Data science life cycle

Concepts in Practice

What is data science?

What is the first stage of any data science life cycle?
  1. data visualization
  2. data cleanup
  3. data acquisition
How many stages does the data science life cycle have?
  1. 3
  2. 4
  3. 5
What does a data scientist do in the data exploration stage?
  1. document insights and visualization
  2. analyze data
  3. data cleaning and visualization

Data science tools

Several tools and software are commonly used in data science. Here are some examples.

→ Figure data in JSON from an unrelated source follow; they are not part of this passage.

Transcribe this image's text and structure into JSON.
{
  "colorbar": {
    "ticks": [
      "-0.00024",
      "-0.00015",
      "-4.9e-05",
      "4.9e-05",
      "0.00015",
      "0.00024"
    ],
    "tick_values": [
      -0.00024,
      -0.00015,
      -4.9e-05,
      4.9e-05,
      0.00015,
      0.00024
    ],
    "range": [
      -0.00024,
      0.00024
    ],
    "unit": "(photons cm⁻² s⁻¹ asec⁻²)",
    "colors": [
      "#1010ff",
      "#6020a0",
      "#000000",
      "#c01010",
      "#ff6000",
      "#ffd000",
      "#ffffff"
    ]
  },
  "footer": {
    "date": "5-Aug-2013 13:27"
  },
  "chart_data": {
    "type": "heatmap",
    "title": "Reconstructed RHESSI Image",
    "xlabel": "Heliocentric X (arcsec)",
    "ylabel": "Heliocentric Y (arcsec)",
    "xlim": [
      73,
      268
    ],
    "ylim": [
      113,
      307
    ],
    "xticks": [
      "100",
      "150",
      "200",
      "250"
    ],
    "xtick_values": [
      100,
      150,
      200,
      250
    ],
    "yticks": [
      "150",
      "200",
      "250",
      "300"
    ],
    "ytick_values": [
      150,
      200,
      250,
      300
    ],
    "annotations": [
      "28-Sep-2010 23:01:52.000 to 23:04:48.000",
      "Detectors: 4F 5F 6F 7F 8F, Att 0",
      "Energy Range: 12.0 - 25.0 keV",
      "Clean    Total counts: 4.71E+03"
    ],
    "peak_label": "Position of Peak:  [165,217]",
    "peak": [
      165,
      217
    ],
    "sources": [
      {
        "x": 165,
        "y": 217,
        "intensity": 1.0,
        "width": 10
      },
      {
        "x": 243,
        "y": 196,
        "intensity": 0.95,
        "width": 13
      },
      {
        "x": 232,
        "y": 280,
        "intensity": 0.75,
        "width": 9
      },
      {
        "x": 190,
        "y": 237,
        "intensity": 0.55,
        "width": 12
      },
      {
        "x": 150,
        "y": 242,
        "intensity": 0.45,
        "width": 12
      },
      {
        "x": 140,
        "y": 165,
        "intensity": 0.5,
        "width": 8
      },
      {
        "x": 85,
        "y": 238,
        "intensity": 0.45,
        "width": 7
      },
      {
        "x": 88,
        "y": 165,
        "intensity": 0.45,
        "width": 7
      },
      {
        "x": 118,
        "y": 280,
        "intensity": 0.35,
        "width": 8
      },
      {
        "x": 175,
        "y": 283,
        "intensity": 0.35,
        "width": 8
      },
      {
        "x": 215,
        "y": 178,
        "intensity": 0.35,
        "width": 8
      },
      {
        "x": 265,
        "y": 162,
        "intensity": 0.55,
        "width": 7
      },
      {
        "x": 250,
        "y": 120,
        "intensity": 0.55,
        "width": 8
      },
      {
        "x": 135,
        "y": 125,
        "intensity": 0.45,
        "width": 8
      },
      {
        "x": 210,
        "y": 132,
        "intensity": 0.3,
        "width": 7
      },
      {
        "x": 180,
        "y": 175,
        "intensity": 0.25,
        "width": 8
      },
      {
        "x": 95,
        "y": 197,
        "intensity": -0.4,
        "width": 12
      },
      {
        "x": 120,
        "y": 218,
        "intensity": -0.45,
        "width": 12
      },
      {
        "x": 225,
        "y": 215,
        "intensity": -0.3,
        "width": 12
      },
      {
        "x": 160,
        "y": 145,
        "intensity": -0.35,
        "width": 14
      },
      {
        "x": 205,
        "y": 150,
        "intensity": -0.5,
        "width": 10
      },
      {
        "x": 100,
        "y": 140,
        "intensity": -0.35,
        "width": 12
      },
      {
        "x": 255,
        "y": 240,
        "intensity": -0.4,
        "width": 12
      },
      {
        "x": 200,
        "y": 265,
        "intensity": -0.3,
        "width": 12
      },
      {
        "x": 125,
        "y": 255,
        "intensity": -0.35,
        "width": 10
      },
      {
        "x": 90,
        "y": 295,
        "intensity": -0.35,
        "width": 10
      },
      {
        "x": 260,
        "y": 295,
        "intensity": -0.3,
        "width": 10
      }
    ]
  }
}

  • Python programming language: Python is widely used in data science. It has a large system of libraries designed for data analysis, machine learning, and visualization. Some popular Python libraries for data science include NumPy, Pandas, Matplotlib, Seaborn, and scikit-learn. In this chapter, you will explore some of these libraries.
  • R programming language: R is commonly used in statistical computing and data analysis, and it offers a wide range of packages and libraries tailored for data manipulation, statistical modeling, and visualization.
  • Jupyter Notebook/JupyterLab: Jupyter Notebook and JupyterLab are web-based interactive computing environments that support multiple programming languages, including Python and R. They allow a programmer to create documents that contain code, visualizations, and text, making them suitable for data exploration, analysis, and reporting.
  • Google Colaboratory: Google Colaboratory is a cloud-based Jupyter Notebook environment that allows a programmer to write, run, and share Python code online. In this chapter, you will use Google Colaboratory to practice data science concepts.
  • Kaggle Kernels: Kaggle Kernels is an online data science platform that provides a collaborative environment for building and running code. Kaggle Kernels support Python and R and offers access to datasets, pre-installed libraries, and computational resources. Kaggle also hosts data science competitions and provides a platform for sharing and discovering data science projects.
  • Excel/Sheets: Microsoft Excel and Google Sheets are widely used spreadsheet applications that offer basic data analysis and visualization capabilities. They can help beginners get started with data manipulation, basic statistical calculations, and simple visualizations.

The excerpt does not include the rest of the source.